Primitivgeld Afrika ist besonders reich und vielfältig an aussermünzlichen Zahlungsmitteln. Zum Tausch eingesetzt wurden praktisch alles und aus allen Lebensbereichen - Vieh ebenso wie Lebensvorräte, Gebrauchsgegenstände, Kupfer- oder Eisenklumpen, Goldnuggets oder Goldstaub (siehe Goldgewicht, Katanga-Kreuz). Später wurden die Metalle in Barren gegossen, geschmiedet und oft auch als Schmuck getragen (siehe Manilla). Eines der verbreitetsten Zahlungsmittel waren Kaurimuscheln (siehe Kauri). Mit der Ankunft der Europäer kamen auch Glas- und Keramikperlen in Mode (siehe Millefiori, Chevron).
mehr Info im Web
Abb. Eisengeld
 
Primogenitur Eine Sonderform der Patrilineage, bei der der älteste Sohn Alleinerbe ist.  

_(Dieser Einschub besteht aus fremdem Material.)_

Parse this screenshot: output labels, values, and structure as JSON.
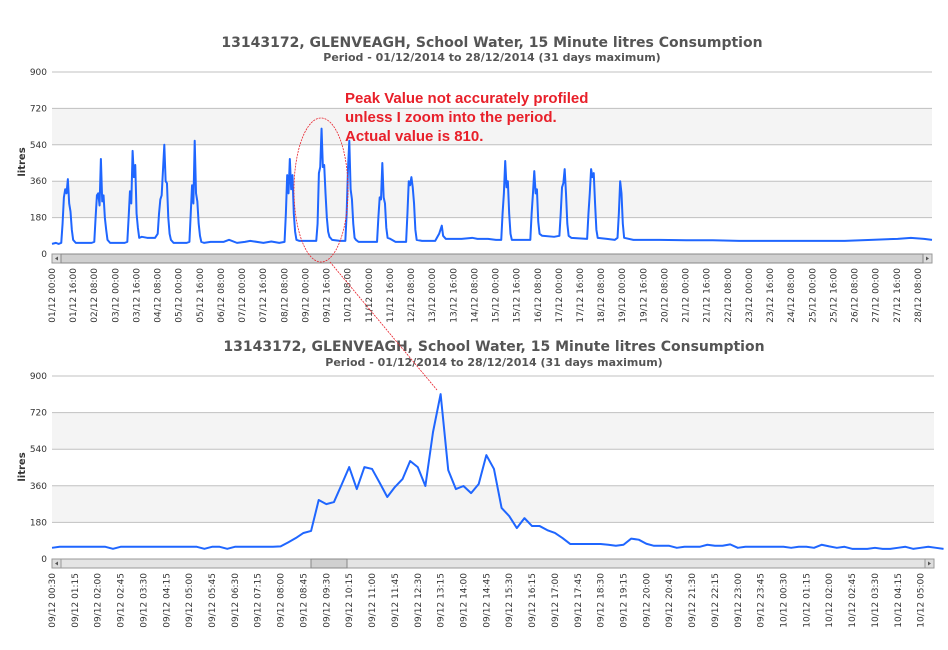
{
  "colors": {
    "series": "#1f66ff",
    "annotation": "#e8202a",
    "band": "#f4f4f4",
    "grid": "#c0c0c0"
  },
  "annotation": {
    "lines": [
      "Peak Value not accurately profiled",
      "unless I zoom into the period.",
      "Actual value is 810."
    ]
  },
  "chart_data": [
    {
      "type": "line",
      "title": "13143172, GLENVEAGH, School Water, 15 Minute litres Consumption",
      "subtitle": "Period - 01/12/2014 to 28/12/2014 (31 days maximum)",
      "ylabel": "litres",
      "xlabel": "",
      "ylim": [
        0,
        900
      ],
      "yticks": [
        "0",
        "180",
        "360",
        "540",
        "720",
        "900"
      ],
      "x_unit": "hours since 01/12 00:00",
      "xlim": [
        0,
        666
      ],
      "xtick_step_hours": 16,
      "xticks": [
        "01/12 00:00",
        "01/12 16:00",
        "02/12 08:00",
        "03/12 00:00",
        "03/12 16:00",
        "04/12 08:00",
        "05/12 00:00",
        "05/12 16:00",
        "06/12 08:00",
        "07/12 00:00",
        "07/12 16:00",
        "08/12 08:00",
        "09/12 00:00",
        "09/12 16:00",
        "10/12 08:00",
        "11/12 00:00",
        "11/12 16:00",
        "12/12 08:00",
        "13/12 00:00",
        "13/12 16:00",
        "14/12 08:00",
        "15/12 00:00",
        "15/12 16:00",
        "16/12 08:00",
        "17/12 00:00",
        "17/12 16:00",
        "18/12 08:00",
        "19/12 00:00",
        "19/12 16:00",
        "20/12 08:00",
        "21/12 00:00",
        "21/12 16:00",
        "22/12 08:00",
        "23/12 00:00",
        "23/12 16:00",
        "24/12 08:00",
        "25/12 00:00",
        "25/12 16:00",
        "26/12 08:00",
        "27/12 00:00",
        "27/12 16:00",
        "28/12 08:00"
      ],
      "grid": true,
      "scrollbar": true,
      "series": [
        {
          "name": "litres",
          "points": [
            [
              0,
              50
            ],
            [
              3,
              55
            ],
            [
              5,
              50
            ],
            [
              7,
              55
            ],
            [
              8,
              150
            ],
            [
              9,
              280
            ],
            [
              10,
              320
            ],
            [
              11,
              300
            ],
            [
              12,
              370
            ],
            [
              13,
              250
            ],
            [
              14,
              210
            ],
            [
              15,
              120
            ],
            [
              16,
              70
            ],
            [
              18,
              55
            ],
            [
              24,
              55
            ],
            [
              30,
              55
            ],
            [
              32,
              60
            ],
            [
              33,
              180
            ],
            [
              34,
              290
            ],
            [
              35,
              300
            ],
            [
              36,
              240
            ],
            [
              37,
              470
            ],
            [
              38,
              260
            ],
            [
              39,
              290
            ],
            [
              40,
              180
            ],
            [
              41,
              120
            ],
            [
              42,
              70
            ],
            [
              44,
              55
            ],
            [
              55,
              55
            ],
            [
              57,
              60
            ],
            [
              58,
              180
            ],
            [
              59,
              310
            ],
            [
              60,
              250
            ],
            [
              61,
              510
            ],
            [
              62,
              380
            ],
            [
              63,
              440
            ],
            [
              64,
              200
            ],
            [
              65,
              130
            ],
            [
              66,
              80
            ],
            [
              68,
              85
            ],
            [
              72,
              80
            ],
            [
              78,
              80
            ],
            [
              80,
              100
            ],
            [
              81,
              200
            ],
            [
              82,
              270
            ],
            [
              83,
              290
            ],
            [
              85,
              540
            ],
            [
              86,
              360
            ],
            [
              87,
              350
            ],
            [
              88,
              180
            ],
            [
              89,
              100
            ],
            [
              90,
              70
            ],
            [
              92,
              55
            ],
            [
              102,
              55
            ],
            [
              104,
              60
            ],
            [
              105,
              200
            ],
            [
              106,
              340
            ],
            [
              107,
              250
            ],
            [
              108,
              560
            ],
            [
              109,
              300
            ],
            [
              110,
              260
            ],
            [
              111,
              150
            ],
            [
              112,
              90
            ],
            [
              113,
              60
            ],
            [
              115,
              55
            ],
            [
              120,
              60
            ],
            [
              130,
              60
            ],
            [
              134,
              70
            ],
            [
              140,
              55
            ],
            [
              146,
              60
            ],
            [
              150,
              65
            ],
            [
              160,
              55
            ],
            [
              166,
              62
            ],
            [
              172,
              55
            ],
            [
              176,
              60
            ],
            [
              177,
              200
            ],
            [
              178,
              390
            ],
            [
              179,
              300
            ],
            [
              180,
              470
            ],
            [
              181,
              320
            ],
            [
              182,
              390
            ],
            [
              183,
              200
            ],
            [
              184,
              110
            ],
            [
              185,
              70
            ],
            [
              187,
              65
            ],
            [
              200,
              65
            ],
            [
              201,
              150
            ],
            [
              202,
              400
            ],
            [
              203,
              430
            ],
            [
              204,
              620
            ],
            [
              205,
              430
            ],
            [
              206,
              440
            ],
            [
              207,
              300
            ],
            [
              208,
              180
            ],
            [
              209,
              110
            ],
            [
              210,
              85
            ],
            [
              212,
              70
            ],
            [
              218,
              65
            ],
            [
              222,
              65
            ],
            [
              223,
              200
            ],
            [
              224,
              420
            ],
            [
              225,
              560
            ],
            [
              226,
              320
            ],
            [
              227,
              270
            ],
            [
              228,
              150
            ],
            [
              229,
              80
            ],
            [
              230,
              70
            ],
            [
              232,
              60
            ],
            [
              246,
              60
            ],
            [
              247,
              180
            ],
            [
              248,
              280
            ],
            [
              249,
              270
            ],
            [
              250,
              450
            ],
            [
              251,
              280
            ],
            [
              252,
              250
            ],
            [
              253,
              130
            ],
            [
              254,
              80
            ],
            [
              256,
              75
            ],
            [
              260,
              60
            ],
            [
              268,
              60
            ],
            [
              269,
              200
            ],
            [
              270,
              360
            ],
            [
              271,
              340
            ],
            [
              272,
              380
            ],
            [
              273,
              330
            ],
            [
              274,
              250
            ],
            [
              275,
              120
            ],
            [
              276,
              70
            ],
            [
              280,
              65
            ],
            [
              290,
              65
            ],
            [
              293,
              100
            ],
            [
              295,
              140
            ],
            [
              296,
              90
            ],
            [
              298,
              75
            ],
            [
              310,
              75
            ],
            [
              318,
              80
            ],
            [
              322,
              75
            ],
            [
              330,
              75
            ],
            [
              336,
              70
            ],
            [
              340,
              70
            ],
            [
              341,
              200
            ],
            [
              342,
              300
            ],
            [
              343,
              460
            ],
            [
              344,
              330
            ],
            [
              345,
              360
            ],
            [
              346,
              200
            ],
            [
              347,
              100
            ],
            [
              348,
              70
            ],
            [
              356,
              70
            ],
            [
              362,
              70
            ],
            [
              363,
              200
            ],
            [
              364,
              300
            ],
            [
              365,
              410
            ],
            [
              366,
              300
            ],
            [
              367,
              320
            ],
            [
              368,
              160
            ],
            [
              369,
              100
            ],
            [
              371,
              90
            ],
            [
              380,
              85
            ],
            [
              384,
              90
            ],
            [
              385,
              200
            ],
            [
              386,
              330
            ],
            [
              387,
              350
            ],
            [
              388,
              420
            ],
            [
              389,
              300
            ],
            [
              390,
              150
            ],
            [
              391,
              90
            ],
            [
              393,
              80
            ],
            [
              405,
              75
            ],
            [
              406,
              200
            ],
            [
              407,
              300
            ],
            [
              408,
              420
            ],
            [
              409,
              380
            ],
            [
              410,
              400
            ],
            [
              411,
              250
            ],
            [
              412,
              120
            ],
            [
              413,
              80
            ],
            [
              420,
              75
            ],
            [
              426,
              70
            ],
            [
              428,
              80
            ],
            [
              429,
              200
            ],
            [
              430,
              360
            ],
            [
              431,
              300
            ],
            [
              432,
              150
            ],
            [
              433,
              80
            ],
            [
              440,
              70
            ],
            [
              460,
              70
            ],
            [
              480,
              68
            ],
            [
              500,
              68
            ],
            [
              520,
              65
            ],
            [
              540,
              65
            ],
            [
              560,
              65
            ],
            [
              580,
              65
            ],
            [
              600,
              65
            ],
            [
              620,
              70
            ],
            [
              640,
              75
            ],
            [
              650,
              80
            ],
            [
              660,
              75
            ],
            [
              666,
              70
            ]
          ]
        }
      ]
    },
    {
      "type": "line",
      "title": "13143172, GLENVEAGH, School Water, 15 Minute litres Consumption",
      "subtitle": "Period - 01/12/2014 to 28/12/2014 (31 days maximum)",
      "ylabel": "litres",
      "xlabel": "",
      "ylim": [
        0,
        900
      ],
      "yticks": [
        "0",
        "180",
        "360",
        "540",
        "720",
        "900"
      ],
      "x_start": "09/12 00:30",
      "x_step_minutes": 15,
      "xtick_step_points": 3,
      "xticks": [
        "09/12 00:30",
        "09/12 01:15",
        "09/12 02:00",
        "09/12 02:45",
        "09/12 03:30",
        "09/12 04:15",
        "09/12 05:00",
        "09/12 05:45",
        "09/12 06:30",
        "09/12 07:15",
        "09/12 08:00",
        "09/12 08:45",
        "09/12 09:30",
        "09/12 10:15",
        "09/12 11:00",
        "09/12 11:45",
        "09/12 12:30",
        "09/12 13:15",
        "09/12 14:00",
        "09/12 14:45",
        "09/12 15:30",
        "09/12 16:15",
        "09/12 17:00",
        "09/12 17:45",
        "09/12 18:30",
        "09/12 19:15",
        "09/12 20:00",
        "09/12 20:45",
        "09/12 21:30",
        "09/12 22:15",
        "09/12 23:00",
        "09/12 23:45",
        "10/12 00:30",
        "10/12 01:15",
        "10/12 02:00",
        "10/12 02:45",
        "10/12 03:30",
        "10/12 04:15",
        "10/12 05:00"
      ],
      "grid": true,
      "scrollbar": true,
      "series": [
        {
          "name": "litres",
          "values": [
            55,
            60,
            60,
            60,
            60,
            60,
            60,
            60,
            50,
            60,
            60,
            60,
            60,
            60,
            60,
            60,
            60,
            60,
            60,
            60,
            50,
            60,
            60,
            50,
            60,
            60,
            60,
            60,
            60,
            60,
            62,
            82,
            103,
            128,
            138,
            290,
            270,
            280,
            365,
            452,
            344,
            452,
            443,
            375,
            305,
            354,
            393,
            482,
            452,
            359,
            624,
            811,
            437,
            344,
            359,
            324,
            369,
            511,
            443,
            251,
            211,
            152,
            201,
            162,
            162,
            142,
            128,
            103,
            74,
            74,
            74,
            74,
            74,
            70,
            65,
            70,
            100,
            95,
            75,
            65,
            65,
            65,
            55,
            60,
            60,
            60,
            70,
            65,
            65,
            72,
            55,
            60,
            60,
            60,
            60,
            60,
            60,
            55,
            60,
            60,
            55,
            70,
            62,
            55,
            60,
            50,
            50,
            50,
            55,
            50,
            50,
            55,
            60,
            50,
            55,
            60,
            55,
            50
          ]
        }
      ]
    }
  ]
}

Protektorat durch einen völkerrechtlichen Vertrag entstandene Beziehung zwischen einem stärkeren (Schutzmacht) und einem schwächeren Staat (Schutzgebiet). Die Schutzmacht gewährt dem Schutzgebiet vor allem militärischen Schutz, wofür sie Einfluss auf die Außenpolitik des Schutzgebietes gewinnt, meist auch auf Finanzen und Wirtschaft. Das Protektorat unterscheidet sich von der Kolonie durch größere Autonomie.  

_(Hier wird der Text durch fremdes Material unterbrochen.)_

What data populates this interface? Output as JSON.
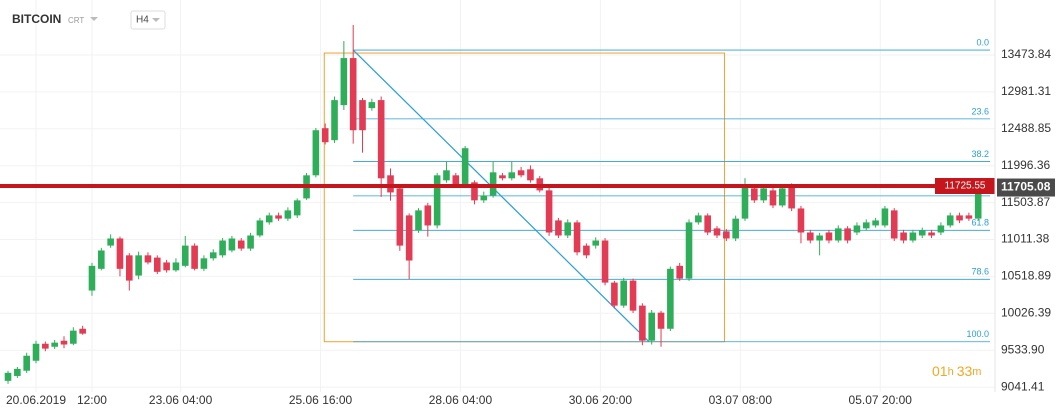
{
  "chart_data": {
    "type": "candlestick",
    "title": "BITCOIN",
    "subtitle": "CRT",
    "interval": "H4",
    "colors": {
      "up": "#2fae5a",
      "down": "#e23b53"
    },
    "series": {
      "open": [
        9125,
        9190,
        9260,
        9393,
        9620,
        9580,
        9660,
        9620,
        9820,
        10330,
        10620,
        10930,
        11025,
        10800,
        10530,
        10800,
        10770,
        10705,
        10600,
        10660,
        10930,
        10620,
        10760,
        10800,
        10865,
        10998,
        10890,
        11065,
        11240,
        11333,
        11290,
        11333,
        11560,
        11868,
        12497,
        12337,
        12805,
        13433,
        12872,
        12765,
        12872,
        11868,
        11694,
        11333,
        11132,
        11466,
        11199,
        11801,
        11868,
        11734,
        11774,
        11534,
        11600,
        11868,
        11828,
        11935,
        11948,
        11828,
        11667,
        11266,
        11065,
        11240,
        10930,
        10930,
        10998,
        10436,
        10129,
        10463,
        10129,
        9661,
        10035,
        9820,
        10660,
        10490,
        11240,
        11333,
        11160,
        11120,
        11025,
        11290,
        11694,
        11534,
        11667,
        11466,
        11734,
        11426,
        11105,
        10998,
        11105,
        10998,
        11160,
        11105,
        11160,
        11199,
        11199,
        11400,
        11105,
        10998,
        11065,
        11105,
        11105,
        11199,
        11333,
        11333,
        11290
      ],
      "high": [
        9259,
        9310,
        9500,
        9660,
        9650,
        9670,
        9720,
        9840,
        9860,
        10700,
        10900,
        11080,
        11050,
        10830,
        10850,
        10840,
        10800,
        10740,
        10760,
        11060,
        10960,
        10800,
        10880,
        11030,
        11060,
        11030,
        11100,
        11300,
        11370,
        11370,
        11440,
        11560,
        11900,
        12500,
        12560,
        12920,
        13660,
        13875,
        12900,
        12890,
        12920,
        11960,
        11720,
        11360,
        11430,
        11500,
        11900,
        12050,
        11900,
        12260,
        11800,
        11650,
        12050,
        11900,
        12050,
        11980,
        12000,
        11860,
        11700,
        11300,
        11280,
        11270,
        10960,
        11040,
        11030,
        10460,
        10500,
        10490,
        10160,
        10070,
        10060,
        10650,
        10700,
        11280,
        11370,
        11360,
        11190,
        11150,
        11330,
        11830,
        11730,
        11740,
        11700,
        11730,
        11760,
        11460,
        11140,
        11100,
        11140,
        11200,
        11190,
        11240,
        11280,
        11300,
        11460,
        11430,
        11140,
        11140,
        11170,
        11140,
        11240,
        11370,
        11370,
        11370,
        11730
      ],
      "low": [
        9085,
        9165,
        9230,
        9360,
        9520,
        9550,
        9560,
        9600,
        9740,
        10260,
        10600,
        10900,
        10520,
        10330,
        10480,
        10680,
        10550,
        10570,
        10580,
        10640,
        10600,
        10590,
        10730,
        10770,
        10840,
        10860,
        10860,
        11040,
        11210,
        11260,
        11260,
        11300,
        11540,
        11840,
        12280,
        12300,
        12740,
        12290,
        12170,
        12730,
        11580,
        11530,
        10860,
        10480,
        11100,
        11050,
        11160,
        11770,
        11700,
        11700,
        11480,
        11500,
        11570,
        11800,
        11800,
        11840,
        11770,
        11640,
        11060,
        11030,
        11030,
        10800,
        10760,
        10890,
        10400,
        10090,
        10100,
        10030,
        9600,
        9610,
        9580,
        9790,
        10460,
        10460,
        11210,
        11070,
        11030,
        10990,
        10990,
        11260,
        11500,
        11500,
        11430,
        11440,
        11390,
        10960,
        10960,
        10800,
        10960,
        10970,
        10960,
        11070,
        11130,
        11170,
        11170,
        10990,
        10960,
        10970,
        11030,
        11030,
        11070,
        11170,
        11230,
        11260,
        11260
      ],
      "close": [
        9232,
        9285,
        9460,
        9620,
        9555,
        9635,
        9610,
        9795,
        9755,
        10660,
        10865,
        11025,
        10620,
        10463,
        10800,
        10705,
        10580,
        10600,
        10705,
        10930,
        10620,
        10760,
        10840,
        10998,
        11025,
        10890,
        11065,
        11266,
        11333,
        11290,
        11400,
        11534,
        11868,
        12470,
        12310,
        12872,
        13433,
        12470,
        12470,
        12845,
        11828,
        11640,
        10930,
        10731,
        11400,
        11199,
        11868,
        11935,
        11734,
        12230,
        11534,
        11600,
        11908,
        11828,
        11908,
        11868,
        11801,
        11667,
        11105,
        11065,
        11240,
        10840,
        10800,
        10998,
        10436,
        10129,
        10463,
        10062,
        9661,
        10035,
        9820,
        10620,
        10490,
        11240,
        11333,
        11105,
        11065,
        11025,
        11290,
        11734,
        11534,
        11694,
        11466,
        11694,
        11426,
        11105,
        10998,
        11065,
        10998,
        11160,
        10998,
        11199,
        11240,
        11266,
        11426,
        11025,
        10998,
        11105,
        11132,
        11065,
        11199,
        11333,
        11266,
        11290,
        11705.08
      ]
    },
    "xlim": [
      -0.86,
      105.8
    ],
    "xticks": [
      {
        "value": 3,
        "label": "20.06.2019"
      },
      {
        "value": 9,
        "label": "12:00"
      },
      {
        "value": 18.5,
        "label": "23.06 04:00"
      },
      {
        "value": 33.5,
        "label": "25.06 16:00"
      },
      {
        "value": 48.5,
        "label": "28.06 04:00"
      },
      {
        "value": 63.5,
        "label": "30.06 20:00"
      },
      {
        "value": 78.5,
        "label": "03.07 08:00"
      },
      {
        "value": 93.5,
        "label": "05.07 20:00"
      }
    ],
    "ylim": [
      8976,
      14208
    ],
    "yticks": [
      13473.84,
      12981.31,
      12488.85,
      11996.36,
      11503.87,
      11011.38,
      10518.89,
      10026.39,
      {
        "value": 9533.9,
        "label": "9533.90"
      },
      9041.41
    ],
    "grid": true,
    "price_line": {
      "value": 11725.55,
      "label": "11725.55",
      "color": "#c4161c"
    },
    "last_price": {
      "value": 11705.08,
      "label": "11705.08"
    },
    "fibonacci": {
      "x": [
        37,
        68.7
      ],
      "box_x": [
        33.9,
        76.8
      ],
      "line_color": "#2a9fd6",
      "box_color": "#f0a030",
      "levels": [
        {
          "label": "0.0",
          "price": 13540
        },
        {
          "label": "23.6",
          "price": 12621
        },
        {
          "label": "38.2",
          "price": 12053
        },
        {
          "label": null,
          "price": 11594
        },
        {
          "label": "61.8",
          "price": 11134
        },
        {
          "label": "78.6",
          "price": 10480
        },
        {
          "label": "100.0",
          "price": 9647
        }
      ]
    },
    "timer": {
      "hours": "01",
      "h": "h",
      "minutes": "33",
      "m": "m"
    }
  }
}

Pygmäen griechisch pygmaios: eine Faust lang, zwergenhaft. Bezeichnung für klein gewachsene dunkelhäutige Menschen.
Nach altägyptischen Quellen sollen die „Tänzer der Götter“ mit ihrem Gesang schon Pharao Pion II. erfreut haben. siehe auch: Aka
Homer erwähnte Pygmäen, die gegen ihre Saatfelder verwüstende Kraniche kämpften. Für Herodot galt das Land südlich von Afrika als die Heimat dieser Menschen.
Heute werden zu den Pygmäen Menschen im tropischen Regenwald Zentralafrikas, auf Malacca (die Senang), den Philippinen (z. B. die Aeta), im zentralen Neuguinea (verschiedene Völker) und auf den indischen Andamanen gerechnet.